Nadie se atrevía a acercarse. Escorado en un lateral de aquella hilera de asientos rojos, se cruzó de brazos y descansó sus impecables zapatos a los pies de Los Cármenes. Algunos le contemplaban y otros le retrataban. Pero solo aquellos dos niños ataviados con sendos chándals osaron sentarse a su lado. Le flanqueron y se divirtieron. No cruzaron palabra alguna, pero no pararon de sonreír, conscientes de que eran el centro de atención. A Fabri, técnico del Granada, no le incomodó esa presencia, aunque nunca llegó a desviar su mirada hacia los inusuales inquilinos del banquillo.

Sí le turbaron otros dos.

Ya se retiraba hacia el vestuario cuando dos chicos, junto a la barandilla, le sugirieron un par de nombres en su once. Estaba en la bocana. Se dio la vuelta. "¿Vosotros sois entrenadores?". Los dos se quedaron boquiabiertos. No esperaban la pregunta. Fabri los miró fijamente. Seguían pasmados. "¿Que si sois entrenadores?", insistió. Los niños negaron con la cabeza, serios. "¡Pues ya está!". Y se marchó, gruñón, bajo la sonrisa de los de seguridad. "¡Que ya empiezan desde pequeños, hombre!".

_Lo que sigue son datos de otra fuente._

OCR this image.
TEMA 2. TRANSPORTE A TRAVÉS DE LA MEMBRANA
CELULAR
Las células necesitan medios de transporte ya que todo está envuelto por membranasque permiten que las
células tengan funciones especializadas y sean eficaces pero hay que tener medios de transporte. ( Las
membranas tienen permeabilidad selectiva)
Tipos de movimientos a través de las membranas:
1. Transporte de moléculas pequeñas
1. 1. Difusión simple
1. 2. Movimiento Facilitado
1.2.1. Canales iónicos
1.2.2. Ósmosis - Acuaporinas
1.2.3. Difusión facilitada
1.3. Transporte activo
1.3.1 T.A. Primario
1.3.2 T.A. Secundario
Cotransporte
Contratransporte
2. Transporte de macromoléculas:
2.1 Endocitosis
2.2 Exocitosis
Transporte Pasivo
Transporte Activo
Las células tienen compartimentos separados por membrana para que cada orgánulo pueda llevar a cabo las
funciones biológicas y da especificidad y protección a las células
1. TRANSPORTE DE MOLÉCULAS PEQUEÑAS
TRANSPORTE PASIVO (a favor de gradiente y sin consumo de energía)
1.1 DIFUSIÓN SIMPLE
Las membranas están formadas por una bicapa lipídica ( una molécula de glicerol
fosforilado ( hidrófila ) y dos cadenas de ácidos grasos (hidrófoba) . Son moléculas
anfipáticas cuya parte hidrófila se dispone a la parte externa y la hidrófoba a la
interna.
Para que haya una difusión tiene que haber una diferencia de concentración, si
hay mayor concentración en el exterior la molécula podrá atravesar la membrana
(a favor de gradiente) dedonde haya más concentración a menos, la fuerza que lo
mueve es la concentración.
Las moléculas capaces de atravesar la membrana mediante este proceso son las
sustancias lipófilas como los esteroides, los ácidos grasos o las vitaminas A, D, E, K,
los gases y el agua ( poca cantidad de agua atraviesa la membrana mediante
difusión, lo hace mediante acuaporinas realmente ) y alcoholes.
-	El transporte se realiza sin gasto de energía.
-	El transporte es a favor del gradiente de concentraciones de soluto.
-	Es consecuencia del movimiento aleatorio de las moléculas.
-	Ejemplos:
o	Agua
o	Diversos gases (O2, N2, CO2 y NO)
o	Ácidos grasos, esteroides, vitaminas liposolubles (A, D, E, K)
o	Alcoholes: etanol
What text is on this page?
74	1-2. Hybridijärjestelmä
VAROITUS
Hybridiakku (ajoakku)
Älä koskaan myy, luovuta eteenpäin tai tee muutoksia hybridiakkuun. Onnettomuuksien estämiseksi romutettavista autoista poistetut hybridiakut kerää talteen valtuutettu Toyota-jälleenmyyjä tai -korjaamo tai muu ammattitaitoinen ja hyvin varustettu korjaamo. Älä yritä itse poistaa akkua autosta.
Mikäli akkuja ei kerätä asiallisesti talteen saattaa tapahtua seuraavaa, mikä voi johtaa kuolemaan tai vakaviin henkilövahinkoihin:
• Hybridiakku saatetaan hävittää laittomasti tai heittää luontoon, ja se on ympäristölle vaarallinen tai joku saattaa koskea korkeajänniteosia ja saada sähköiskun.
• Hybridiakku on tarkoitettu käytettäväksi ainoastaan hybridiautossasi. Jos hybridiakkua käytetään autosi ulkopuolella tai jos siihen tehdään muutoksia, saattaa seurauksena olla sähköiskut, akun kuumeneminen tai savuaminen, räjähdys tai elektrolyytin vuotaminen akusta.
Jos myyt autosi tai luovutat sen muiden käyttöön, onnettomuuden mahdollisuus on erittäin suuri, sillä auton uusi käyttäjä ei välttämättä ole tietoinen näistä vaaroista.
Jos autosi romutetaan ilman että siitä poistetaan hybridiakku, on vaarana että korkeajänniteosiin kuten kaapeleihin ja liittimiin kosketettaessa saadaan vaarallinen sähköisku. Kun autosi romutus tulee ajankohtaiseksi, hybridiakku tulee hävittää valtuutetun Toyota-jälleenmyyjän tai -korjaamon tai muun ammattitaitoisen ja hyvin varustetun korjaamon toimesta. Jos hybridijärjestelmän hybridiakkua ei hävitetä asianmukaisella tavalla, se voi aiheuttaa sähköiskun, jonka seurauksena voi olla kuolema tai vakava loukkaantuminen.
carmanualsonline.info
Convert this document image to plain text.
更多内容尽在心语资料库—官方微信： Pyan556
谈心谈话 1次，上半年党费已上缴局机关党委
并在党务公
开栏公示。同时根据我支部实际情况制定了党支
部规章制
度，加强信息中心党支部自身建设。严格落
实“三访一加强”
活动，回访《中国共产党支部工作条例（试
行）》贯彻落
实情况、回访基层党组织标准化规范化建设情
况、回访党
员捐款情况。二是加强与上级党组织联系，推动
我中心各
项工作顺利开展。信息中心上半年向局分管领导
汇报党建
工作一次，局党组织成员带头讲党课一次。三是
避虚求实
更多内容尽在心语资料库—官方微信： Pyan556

A Alcaraz no había quien le rebatiera la alineación, un cambio táctico que quiso minimizar en sala de prensa. "Sin ser delantero, Usero ha jugado casi en esa posición". Sí hubo un ligero murmullo en el tercer anfiteatro cuando entró al campo Dañobeitia, que una hora antes, mientras sus compañeros se calentaban, tarareaba las letras de Mecano que retumbaban por los altavoces de Los Cármenes.

Faltó poco para que alguno de los múltiples pelotazos que propinó el Córdoba en la segunda mitad bajara del cielo de Granada con nieve. De Coz se tomaba todo el tiempo del mundo para sacar de banda; Navas se hacía el remolón con el balón; Javi Flores se retiraba con parsimonia... El marcador del estadio, cegado por el sol, no dejaba ver nada. Fue cuando el cuarto árbitro sacó el electrónico indicando que el partido se prolongaba tres minutos más, cuando los aficionados blanquiverdes cayeron en la cuenta de que se le habían escapado dos puntos en la expiración.

A los jugadores, cabizbajos, les costó levantarles el ánimo cuando el de ellos mismos estaba por los suelos. El último esfuerzo fue levantar los brazos y aplaudir. Algunos, desde las alturas, agradecieron el detalle.